La décision est tombée : le crédit d’impôt Ehpad ne fera toujours pas partie du budget 2026. Une annonce qui sonne comme un nouveau revers pour les familles déjà fragilisées par le coût de l’hébergement des personnes âgées dépendantes. Entre espoirs déçus et inquiétudes financières, retour sur un dossier qui n’en finit plus de s’enliser.
Un soulagement fiscal attendu… qui s’évanouit
L’idée paraissait simple : transformer la réduction d’impôt existante en véritable crédit d’impôt pour que même les foyers non imposables puissent en bénéficier. Votée en commission à l’automne 2025, la mesure promettait jusqu’à 2 500 € d’économie par résident, de quoi alléger sensiblement la note pour les proches aidants. Mais au moment du vote final, l’amendement a une nouvelle fois disparu, emporté par la procédure du 49.3. Résultat : en 2026, rien ne change, et les familles les plus modestes resteront exclues du dispositif.
Des chiffres qui donnent le vertige
Selon la Caisse nationale de solidarité pour l’autonomie, la facture moyenne d’un hébergement en Ehpad atteint désormais près de 2 100 € par mois. Dans plusieurs métropoles, elle dépasse même les 2 500 €. Sur une année, cela représente plus de 30 000 € à la charge des résidents ou de leurs enfants, après déduction de l’Allocation personnalisée d’autonomie (APA).
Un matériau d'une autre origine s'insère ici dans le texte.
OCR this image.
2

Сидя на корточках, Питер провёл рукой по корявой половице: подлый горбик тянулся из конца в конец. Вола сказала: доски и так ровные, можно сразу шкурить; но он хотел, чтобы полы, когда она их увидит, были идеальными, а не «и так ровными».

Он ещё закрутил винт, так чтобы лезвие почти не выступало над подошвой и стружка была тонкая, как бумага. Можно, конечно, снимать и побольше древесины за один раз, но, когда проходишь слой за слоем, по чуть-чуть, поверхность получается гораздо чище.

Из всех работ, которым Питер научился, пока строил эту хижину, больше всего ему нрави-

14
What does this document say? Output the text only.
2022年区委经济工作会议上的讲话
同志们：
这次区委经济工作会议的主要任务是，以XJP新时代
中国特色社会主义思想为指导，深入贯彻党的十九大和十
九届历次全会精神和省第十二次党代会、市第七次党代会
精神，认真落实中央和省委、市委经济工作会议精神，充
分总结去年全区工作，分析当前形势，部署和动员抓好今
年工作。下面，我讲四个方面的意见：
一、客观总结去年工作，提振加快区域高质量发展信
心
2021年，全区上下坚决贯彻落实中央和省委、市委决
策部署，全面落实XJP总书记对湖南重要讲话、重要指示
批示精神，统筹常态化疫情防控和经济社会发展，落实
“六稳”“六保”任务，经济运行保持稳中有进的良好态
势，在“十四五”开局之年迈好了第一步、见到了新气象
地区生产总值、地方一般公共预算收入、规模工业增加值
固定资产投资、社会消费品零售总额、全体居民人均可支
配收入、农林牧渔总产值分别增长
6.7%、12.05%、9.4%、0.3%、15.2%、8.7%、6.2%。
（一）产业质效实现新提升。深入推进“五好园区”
Sans aide fiscale, nombre de ménages doivent puiser dans leur épargne, vendre un bien ou contracter un prêt familial pour tenir le choc.
Trois années de va-et-vient parlementaire
• Octobre 2022 : première apparition de l’amendement à l’Assemblée, immédiatement jugé trop coûteux.
• 2023 et 2024 : même scénario : promesse, discussions, puis suppression.
• 2025 : vote positif en commission, espoir renforcé par le soutien de nombreux députés, avant un retrait de dernière minute.
Ce feuilleton parlementaire répété alimente la frustration des associations d’aidants qui dénoncent un « dialogue de sourds » avec Bercy.
L’argument massue du coût budgétaire
D’après les estimations officielles, élargir la mesure à tous les contribuables représenterait un manque à gagner d’environ 300 millions d’euros pour l’État. Les tenants de la rigueur estiment qu’« il faut préserver la soutenabilité de notre modèle social », tandis que les défenseurs de la réforme font remarquer que le reste à charge assumé par les familles dépasse déjà, à l’échelle nationale, les 5 milliards d’euros par an.
Quand la charge financière épuise les proches
Une retraitée lyonnaise qui aide son conjoint résidant en Ehpad confie devoir jongler entre sa modeste pension de 1 200 € et un loyer de 650 €. « Sans le crédit d’impôt, je laisse chaque mois la moitié de ma retraite à l’établissement, je n’ai plus de marge pour les imprévus. » Même constat pour un couple de la Corrèze, obligé de vendre la maison familiale pour financer la prise en charge du père, atteint de la maladie d’Alzheimer.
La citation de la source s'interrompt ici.